Please define as many departments as you will like, and create a unique method doBusiness() for each department. This is your time to shine, so the method implementations can be as simple, elegant, or complicated as you want.

Feel free to select the best data type that, in your opinion, would define those fields the best.

You should not use a database or some other sort of persistence but come up with an own data structure to store the transactions.

In any moment where the implementation implies the usage of an external server (i.e. sending e-mail's) feel free to mock creatively these external resources, keeping in mind that all real-world use-cases must be covered.

In general, we are looking for a good implementation, code quality, code resilience, code extensibility, code maintainability and how the implementation is tested. Basically something you wouldn't be too embarrassed to push to production.

API Specification:

POST /bookingservice/bookings

Sample Body:

{"description": "Cool description!", "price": 50.00, "currency": USD, "subscription_start_date": 683124845000, "email": "valid@email.ok", "department": "cool department"}

Creates a new booking and sends an e-mail with the details.

PUT /bookingservice/bookings/{bookingId}

Sample Body:

{"description": "Cool description!", "price": 50.00, "currency": USD, "subscription_start_date": 683124845000, "email": "valid@email.ok", "department": "another_department" }

Insert, replace if already exists a booking.

GET /bookingservice/bookings/{bookingId}

Returns the specified booking as JSON.

GET /bookingservice/bookings/department/{department}

Returns a JSON list of all bookings ids with the given department.

GET /bookingservice/bookings/currencies

Returns a JSON list with all used currencies in the existing bookings.

GET /bookingservice/sum/{currency}

Returns the sum of all bookings prices with the given currency.

GET /bookingservice/bookings/dobusiness/{bookingId}

Returns the result of doBusiness() for the given booking corresponding department.

Input / Output Examples:

=========================================

Please find below the information about the tech stack used for the service

The service is written in Java and uses the following tools and frameworks:

Running the service with an IDE (i.e. IntelliJ IDEA)

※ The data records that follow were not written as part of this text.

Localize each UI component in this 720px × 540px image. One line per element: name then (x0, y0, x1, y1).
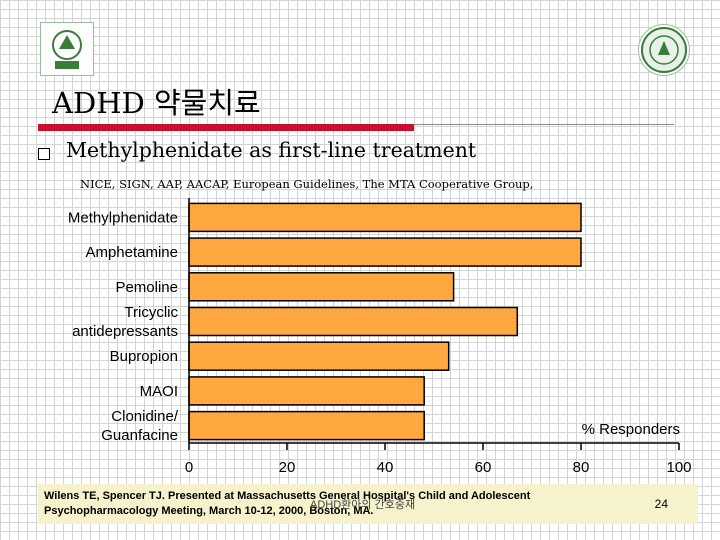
category-label: Bupropion (110, 348, 178, 365)
x-tick-label: 40 (377, 459, 394, 476)
x-tick-label: 80 (573, 459, 590, 476)
x-tick-label: 0 (185, 459, 193, 476)
bar-2 (188, 272, 455, 302)
university-logo-icon (40, 22, 94, 76)
university-seal-icon (638, 24, 690, 76)
bar-0 (188, 202, 582, 233)
slide-title: ADHD 약물치료 (52, 86, 261, 120)
category-label: Pemoline (115, 279, 178, 296)
bar-3 (188, 306, 519, 337)
bar-4 (188, 341, 450, 371)
guideline-sources: NICE, SIGN, AAP, AACAP, European Guideli… (80, 177, 534, 191)
citation-box: Wilens TE, Spencer TJ. Presented at Mass… (38, 484, 698, 524)
bullet-text: Methylphenidate as first-line treatment (66, 138, 477, 162)
category-label: MAOI (140, 383, 178, 400)
x-tick-label: 60 (475, 459, 492, 476)
category-label: Amphetamine (85, 244, 178, 261)
category-label: Methylphenidate (68, 209, 178, 226)
title-accent-bar (38, 124, 414, 131)
bar-1 (188, 237, 582, 267)
category-label: Tricyclic antidepressants (72, 304, 178, 340)
x-axis-title: % Responders (582, 421, 680, 438)
citation-line-2: Psychopharmacology Meeting, March 10-12,… (44, 505, 374, 517)
footer-slide-label: ADHD환아의 간호중재 (310, 499, 416, 511)
x-tick-label: 20 (279, 459, 296, 476)
bar-6 (188, 410, 425, 441)
bullet-square-icon (38, 148, 50, 160)
category-label: Clonidine/Guanfacine (101, 408, 179, 444)
citation-line-1: Wilens TE, Spencer TJ. Presented at Mass… (44, 490, 531, 502)
bar-5 (188, 376, 425, 406)
x-tick-label: 100 (666, 459, 691, 476)
page-number: 24 (654, 497, 668, 511)
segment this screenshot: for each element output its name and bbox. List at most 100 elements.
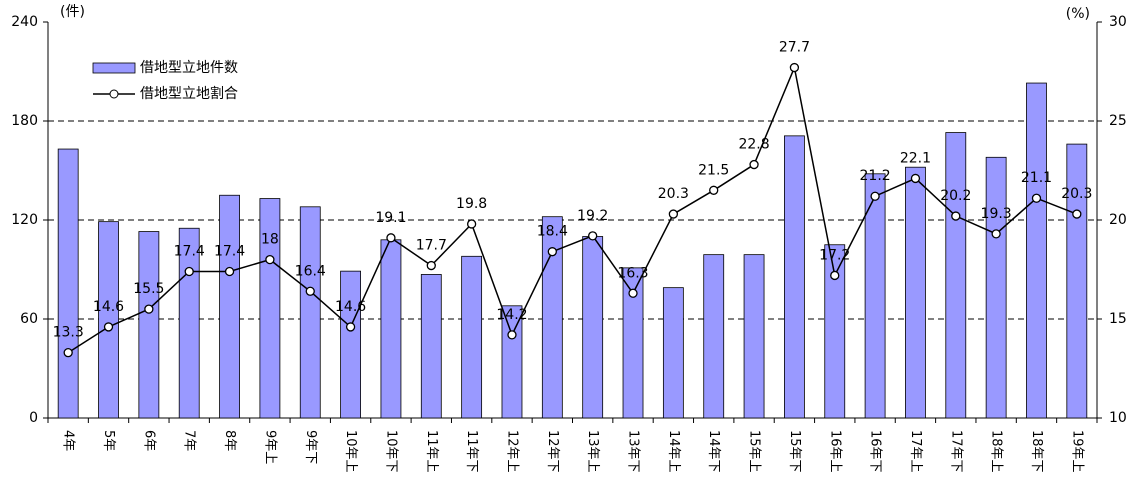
line-marker	[749, 159, 759, 170]
bar	[380, 239, 402, 419]
x-tick-label: 9年下	[303, 430, 318, 464]
data-label: 17.4	[174, 243, 205, 259]
bar	[985, 156, 1007, 419]
y2-tick-label: 20	[1109, 212, 1127, 228]
data-label: 16.4	[295, 263, 326, 279]
x-tick-label: 10年下	[383, 430, 398, 473]
line	[67, 64, 1078, 354]
line-marker	[386, 233, 396, 243]
data-label: 19.2	[577, 208, 608, 224]
x-tick-label: 18年下	[1029, 430, 1044, 473]
bar	[420, 274, 442, 419]
data-label: 17.4	[214, 243, 245, 259]
line-marker	[103, 322, 114, 332]
line-marker	[345, 322, 356, 332]
data-label: 19.1	[375, 210, 406, 226]
x-tick-label: 13年下	[626, 430, 641, 473]
line-marker	[830, 270, 840, 281]
bar	[743, 254, 765, 419]
x-tick-label: 11年下	[464, 430, 479, 473]
legend-label: 借地型立地割合	[140, 85, 238, 102]
x-tick-label: 9年上	[262, 430, 277, 464]
bar	[905, 166, 926, 419]
data-label: 20.3	[1061, 186, 1092, 202]
y-tick-label: 240	[11, 14, 38, 30]
bar	[541, 216, 563, 419]
data-label: 18.4	[537, 224, 568, 240]
x-tick-label: 5年	[101, 430, 116, 451]
line-marker	[709, 185, 719, 195]
data-label: 19.3	[981, 206, 1012, 222]
y2-tick-label: 10	[1109, 410, 1127, 426]
bar	[501, 305, 523, 419]
legend-label: 借地型立地件数	[140, 60, 238, 76]
y2-tick-label: 25	[1109, 113, 1127, 129]
y-tick-label: 120	[11, 212, 38, 228]
data-label: 20.3	[658, 186, 689, 202]
data-label: 17.2	[819, 247, 850, 263]
line-marker	[144, 304, 154, 314]
bar	[945, 132, 967, 419]
line-marker	[951, 211, 961, 221]
x-tick-label: 17年上	[908, 430, 923, 473]
bar	[662, 287, 684, 419]
line-marker	[628, 288, 638, 298]
x-tick-label: 11年上	[424, 430, 439, 473]
data-label: 14.6	[93, 299, 124, 315]
x-tick-label: 18年上	[989, 430, 1004, 473]
bar	[824, 244, 846, 419]
y2-unit: (%)	[1066, 6, 1090, 22]
data-label: 14.6	[335, 299, 366, 315]
x-tick-label: 6年	[141, 430, 156, 451]
line-marker	[305, 286, 315, 296]
bar	[299, 206, 321, 419]
bar	[340, 270, 361, 419]
data-label: 20.2	[940, 188, 971, 204]
data-label: 17.7	[416, 238, 447, 254]
bar	[259, 198, 281, 419]
line-marker	[991, 229, 1001, 239]
line-marker	[789, 62, 800, 73]
data-label: 21.5	[698, 162, 729, 178]
line-marker	[63, 348, 73, 358]
y-tick-label: 60	[20, 311, 38, 327]
data-label: 21.1	[1021, 170, 1052, 186]
data-label: 22.8	[738, 137, 769, 153]
x-tick-label: 14年上	[666, 430, 681, 473]
data-label: 16.3	[617, 265, 648, 281]
x-tick-label: 16年下	[868, 430, 883, 473]
line-marker	[910, 173, 921, 184]
line-marker	[224, 266, 235, 277]
x-tick-label: 8年	[222, 430, 237, 451]
y2-tick-label: 30	[1109, 14, 1127, 30]
line-marker	[1031, 193, 1042, 203]
line-marker	[588, 231, 598, 241]
data-label: 18	[261, 232, 279, 248]
y2-tick-label: 15	[1109, 311, 1127, 327]
x-tick-label: 12年下	[545, 430, 560, 473]
line-marker	[668, 209, 679, 219]
y-tick-label: 180	[11, 113, 38, 129]
x-tick-label: 16年上	[827, 430, 842, 473]
data-label: 22.1	[900, 150, 931, 166]
x-tick-label: 17年下	[948, 430, 963, 473]
line-marker	[1072, 209, 1082, 219]
bar	[582, 236, 604, 419]
data-label: 21.2	[860, 168, 891, 184]
line-marker	[547, 247, 557, 257]
x-tick-label: 4年	[61, 430, 76, 451]
data-label: 27.7	[779, 40, 810, 56]
x-tick-label: 13年上	[585, 430, 600, 473]
legend-swatch	[92, 62, 136, 74]
line-marker	[507, 330, 517, 340]
line-marker	[265, 254, 275, 265]
bar	[703, 254, 725, 419]
x-tick-label: 14年下	[706, 430, 721, 473]
x-tick-label: 19年上	[1069, 430, 1084, 473]
x-tick-label: 15年下	[787, 430, 802, 473]
data-label: 15.5	[133, 281, 164, 297]
line-marker	[466, 219, 477, 229]
bar	[98, 221, 119, 419]
data-label: 13.3	[53, 325, 84, 341]
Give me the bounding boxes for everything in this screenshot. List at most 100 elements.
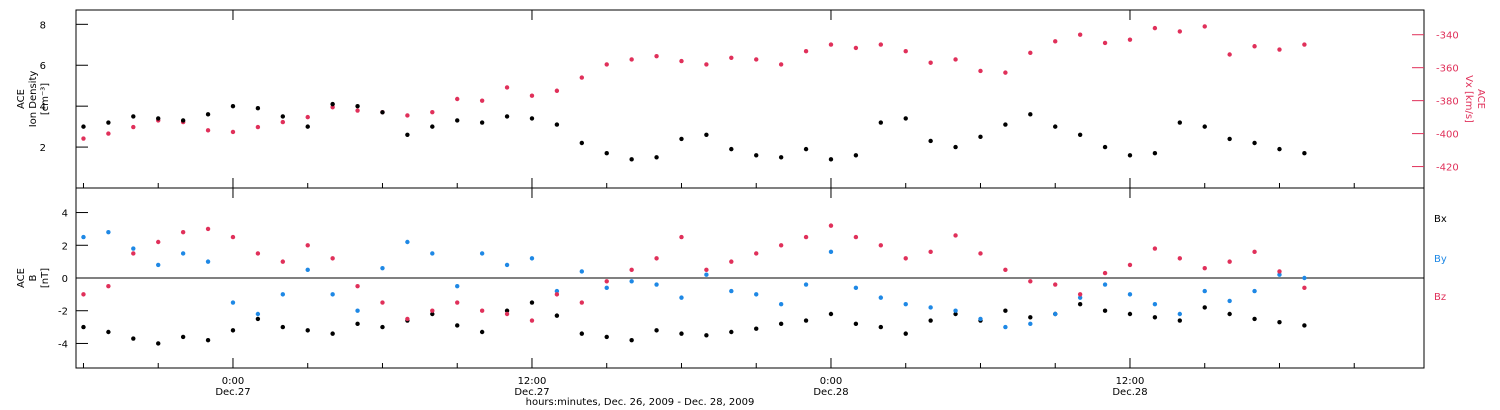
density-point bbox=[330, 101, 335, 107]
bx-point bbox=[1127, 311, 1133, 317]
velocity-point bbox=[754, 57, 759, 62]
bx-point bbox=[1302, 323, 1307, 328]
velocity-point bbox=[405, 113, 410, 118]
top-series-points bbox=[81, 24, 1307, 162]
bx-point bbox=[953, 311, 958, 317]
bz-point bbox=[205, 226, 211, 232]
velocity-point bbox=[1053, 39, 1058, 44]
bx-point bbox=[81, 324, 86, 330]
velocity-point bbox=[1127, 37, 1133, 42]
density-tick-label: 4 bbox=[40, 102, 46, 113]
bx-point bbox=[654, 328, 659, 333]
density-point bbox=[430, 124, 435, 129]
bx-point bbox=[106, 329, 111, 335]
bz-point bbox=[131, 251, 136, 256]
bx-point bbox=[180, 334, 186, 340]
bz-point bbox=[430, 308, 435, 313]
by-point bbox=[1127, 292, 1133, 297]
bx-point bbox=[1177, 318, 1183, 323]
density-point bbox=[579, 140, 585, 146]
bx-point bbox=[1252, 316, 1257, 322]
bx-point bbox=[230, 328, 236, 333]
velocity-point bbox=[853, 45, 859, 51]
by-point bbox=[305, 267, 310, 273]
time-tick-label: 12:00 bbox=[518, 376, 547, 387]
bx-point bbox=[853, 321, 859, 327]
velocity-point bbox=[205, 128, 211, 133]
by-point bbox=[1028, 321, 1033, 327]
bx-point bbox=[205, 337, 211, 343]
bx-point bbox=[1277, 319, 1282, 325]
by-point bbox=[1003, 324, 1008, 330]
by-point bbox=[953, 308, 958, 313]
by-point bbox=[828, 249, 834, 255]
by-point bbox=[529, 256, 535, 261]
velocity-point bbox=[1302, 42, 1307, 47]
bx-point bbox=[778, 321, 784, 327]
velocity-point bbox=[1102, 40, 1108, 46]
bz-point bbox=[953, 233, 958, 238]
velocity-point bbox=[131, 124, 136, 130]
velocity-point bbox=[1152, 25, 1158, 31]
bx-point bbox=[554, 313, 560, 318]
bz-point bbox=[1202, 265, 1207, 271]
density-point bbox=[1077, 132, 1083, 138]
velocity-point bbox=[255, 124, 261, 130]
by-point bbox=[280, 292, 286, 297]
bz-point bbox=[978, 251, 983, 256]
density-point bbox=[1252, 140, 1257, 146]
density-point bbox=[903, 116, 908, 121]
velocity-point bbox=[455, 96, 460, 102]
density-point bbox=[704, 132, 709, 138]
time-axis-ticks: 0:00Dec.2712:00Dec.270:00Dec.2812:00Dec.… bbox=[82, 10, 1355, 398]
density-point bbox=[455, 118, 460, 123]
density-point bbox=[1102, 144, 1108, 150]
velocity-point bbox=[828, 42, 834, 47]
velocity-axis-ticks: -340 -360 -380 -400 -420 bbox=[1412, 31, 1459, 174]
b-tick-label: 4 bbox=[62, 209, 68, 220]
bx-point bbox=[131, 336, 136, 341]
bz-point bbox=[654, 256, 659, 261]
velocity-point bbox=[106, 131, 111, 136]
bx-point bbox=[504, 308, 510, 313]
density-point bbox=[878, 120, 884, 125]
time-tick-date-label: Dec.27 bbox=[215, 387, 250, 398]
density-point bbox=[255, 106, 261, 111]
bx-point bbox=[305, 328, 310, 333]
time-tick-label: 0:00 bbox=[820, 376, 842, 387]
density-point bbox=[1053, 124, 1058, 129]
by-point bbox=[330, 292, 335, 297]
velocity-point bbox=[280, 119, 286, 125]
density-point bbox=[803, 146, 809, 152]
velocity-tick-label: -400 bbox=[1436, 130, 1459, 141]
bz-point bbox=[903, 256, 908, 261]
velocity-point bbox=[479, 98, 485, 103]
b-axis-ticks: -4 -2 0 2 4 bbox=[58, 209, 88, 350]
density-axis-label: ACE Ion Density [cm⁻³] bbox=[16, 71, 51, 128]
velocity-point bbox=[529, 93, 535, 98]
bx-point bbox=[828, 311, 834, 317]
b-axis-label: ACE B [nT] bbox=[16, 268, 51, 288]
velocity-point bbox=[928, 60, 933, 65]
bz-point bbox=[380, 300, 385, 305]
density-point bbox=[754, 153, 759, 158]
bz-point bbox=[853, 234, 859, 240]
density-point bbox=[479, 120, 485, 125]
velocity-tick-label: -360 bbox=[1436, 64, 1459, 75]
bz-point bbox=[455, 300, 460, 305]
bx-point bbox=[878, 324, 884, 330]
bz-point bbox=[330, 256, 335, 261]
bx-point bbox=[803, 318, 809, 323]
top-panel-frame bbox=[75, 9, 1425, 189]
by-point bbox=[1152, 301, 1158, 307]
density-label-line3: [cm⁻³] bbox=[40, 83, 51, 115]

Cloning the service and running it:

git clone https://github.com/randyhbh/todo-list.git

cd todo-list

./mvnw clean verify spring-boot:run

OpenAPI documentation

The OpenAPI documentation for the API is available in openapi.yaml. The OpenAPI is also exposed on the http://localhost:8080/swagger-ui/index.html address when the service is running locally and can be tested from there.

Code Structure

The service strives to follow the clean architecture approach

clean architecture diagram

All API endpoints are located in com.statista.code.challenge.api.http.v1 package. Interfacing with external systems (ex: databases) is limited to com.statista.code.challenge.infra package. API Use-cases implementations are located in com.statista.code.challenge.usecases

Design Decisions

The data type used for the price at the moment of creating a booking was changed to an Integer representing the price in cents, as JSON does not define a type with precision and using number type could result in losing some cents.

Currency is implemented using Java.util.Currency class which represents a currency. Currencies are identified by their ISO 4217 currency codes. Any wrong currency or not capitalized one will result in an exception been thrown.

For the department's functionality, an Enum was used to represent each department. Each department has a specialized implementation of the DepartmentOperation interface that represents each of the Departments.

The endpoint GET /bookingservice/sum/{currency} was implemented in a separate controller class since it represents a different resource.